Supply Chain Provenance: KERI identifier systems can track products, components, and materials through supply chains with verifiable chain-of-custody. Each entity in the supply chain maintains its own AID, and ACDCs create verifiable links between entities and assets.
IoT Device Identity: Devices can maintain persistent identities with rotating keys, enabling secure firmware updates and device-to-device authentication without centralized device registries.
Personal Identity: Individuals can create self-sovereign identifiers that work across platforms and jurisdictions, receiving verifiable credentials from multiple issuers without platform lock-in.
True Portability: KERI identifiers are not locked to any specific infrastructure. An identifier created with one set of witnesses can be rotated to use different witnesses, or even moved from witness-based infrastructure to ledger-anchored infrastructure and back.
Scalability: Each identifier has its own KEL—there is no global ledger requiring total ordering of all events. This enables horizontal scaling limited only by the number of identifiers, not by consensus bottlenecks.
Security Without Centralization: The autonomic trust basis provides cryptographic security guarantees without requiring trust in centralized authorities or participation in expensive consensus protocols.
Ambient Verifiability: Anyone can verify the authenticity and current key state of any identifier at any time using only the KEL and basic cryptographic operations. No special infrastructure access is required.

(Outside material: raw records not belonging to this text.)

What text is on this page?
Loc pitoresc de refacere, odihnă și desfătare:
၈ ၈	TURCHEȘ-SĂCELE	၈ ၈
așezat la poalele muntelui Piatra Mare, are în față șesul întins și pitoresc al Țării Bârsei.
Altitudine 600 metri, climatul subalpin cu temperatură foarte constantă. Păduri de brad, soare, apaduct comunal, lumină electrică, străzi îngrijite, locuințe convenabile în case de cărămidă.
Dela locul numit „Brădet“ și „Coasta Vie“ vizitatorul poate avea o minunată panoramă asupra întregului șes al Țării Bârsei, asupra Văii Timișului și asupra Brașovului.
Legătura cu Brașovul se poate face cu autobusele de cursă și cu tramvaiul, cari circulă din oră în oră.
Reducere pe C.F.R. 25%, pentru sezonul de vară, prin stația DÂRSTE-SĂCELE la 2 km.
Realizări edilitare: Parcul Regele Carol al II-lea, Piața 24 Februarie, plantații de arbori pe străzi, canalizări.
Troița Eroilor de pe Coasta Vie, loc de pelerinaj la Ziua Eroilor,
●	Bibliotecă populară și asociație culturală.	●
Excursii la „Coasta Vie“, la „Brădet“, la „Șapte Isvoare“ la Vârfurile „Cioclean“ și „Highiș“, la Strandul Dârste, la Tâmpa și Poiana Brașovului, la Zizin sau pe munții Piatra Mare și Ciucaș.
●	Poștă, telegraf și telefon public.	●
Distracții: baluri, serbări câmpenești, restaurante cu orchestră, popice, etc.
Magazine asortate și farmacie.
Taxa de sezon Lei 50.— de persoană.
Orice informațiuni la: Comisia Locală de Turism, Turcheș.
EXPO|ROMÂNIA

Post-Quantum Resistance: The pre-rotation mechanism provides protection against future quantum computing threats, as the next rotation keys remain cryptographically hidden even if current cryptographic algorithms are broken.
Complexity: KERI's sophisticated key management and event log architecture requires deeper understanding than simple username/password systems or even basic public key cryptography.
Key Management Burden: Controllers must properly manage their private keys and understand the implications of key rotation, delegation, and recovery mechanisms.
Witness Coordination: In indirect mode, controllers must select and coordinate with witnesses, though this provides benefits in availability and duplicity detection.
Adoption Barriers: As a relatively new protocol, KERI faces ecosystem adoption challenges compared to established systems like X.509 certificates or blockchain-based DIDs.
No Built-in Veracity: KERI provides secure attribution (proving who said what) but does not verify the truth of claims. Veracity determination requires additional governance frameworks and trust mechanisms.
KERI identifier systems occupy a unique position:
vs. Traditional PKI: KERI eliminates dependency on certificate authorities while providing stronger key rotation security through pre-rotation.
vs. Blockchain DIDs: KERI provides the same decentralization benefits without locking identifiers to specific ledgers or requiring participation in consensus protocols.
vs. Federated Identity: KERI enables true self-sovereignty where controllers maintain exclusive authority over their identifiers, rather than depending on identity providers.
vs. Centralized Platforms: KERI identifiers work across platforms and jurisdictions, preventing vendor lock-in and enabling true data portability.
The autonomic trust basis represents a fundamental architectural innovation that enables identifier systems with properties previously thought incompatible: strong security, complete decentralization, true portability, and scalability without consensus bottlenecks.